Because _|_ is matched against a refutable pattern ([], in this case), so when 
foo is called with argument _|_, the runtime tries to match it against []. 
For that, it must reduce it far enough to know its top level constructor, 
which by definition of _|_ isn't possible, so the pattern match won't 
terminate, hence foo _|_ is a nonterminating computation, i.e. _|_.

>
> > bad () = _|_
> > bad _|_ = ()

You can't do that. You can only pattern-match against patterns, which _|_ 
isn't. 

>
> mean not every function with a _|_ input will issue a _|_ output, so we
> have to say what result will be issued by a _|_ input in the definitions of
> the functions if we want to prove the equvalence between them?

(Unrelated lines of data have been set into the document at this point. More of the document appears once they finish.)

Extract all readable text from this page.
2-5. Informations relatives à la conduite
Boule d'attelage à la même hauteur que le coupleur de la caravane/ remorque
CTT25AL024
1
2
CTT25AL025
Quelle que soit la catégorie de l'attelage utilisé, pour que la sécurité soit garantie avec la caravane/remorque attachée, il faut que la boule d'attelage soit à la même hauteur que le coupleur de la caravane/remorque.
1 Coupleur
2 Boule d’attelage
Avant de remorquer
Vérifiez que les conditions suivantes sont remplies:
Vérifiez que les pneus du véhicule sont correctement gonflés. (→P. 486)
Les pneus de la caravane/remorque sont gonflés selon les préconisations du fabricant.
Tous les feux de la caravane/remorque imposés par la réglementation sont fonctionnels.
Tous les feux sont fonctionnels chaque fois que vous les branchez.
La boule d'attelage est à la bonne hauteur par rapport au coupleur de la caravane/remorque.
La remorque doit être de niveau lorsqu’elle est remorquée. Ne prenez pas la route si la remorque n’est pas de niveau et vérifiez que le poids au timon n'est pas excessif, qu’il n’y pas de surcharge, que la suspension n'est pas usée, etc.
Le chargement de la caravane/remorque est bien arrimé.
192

If you match against an irrefutable pattern (variable, wildcard or ~pattern), 
the matching succeeds without evaluating the argument, so then you can have 
functions which return a terminating value for nonterminating arguments:

lazyMap ~(x:xs) = [[],[x],xs]

*LazyTest> lazyMap undefined
[[],[*** Exception: Prelude.undefined
*LazyTest> lazyMap []
[[],[*** Exception: PrintPer.hs:28:0-28: Irrefutable pattern failed for 
pattern (x : xs)
*LazyTest> take 1 $ lazyMap undefined
[[]]




>
> However, in the case of   map f _|_  , I do believe the result will be _|_
> since it can not be anything else, but how I could prove this? any clue?
>
> ps, the definition of map does not mention anything about _|_ .

As above, evaluation of map f _|_ tries to match _|_ against [], which doesn't 
terminate.

>
> Thanks
> Raeck
>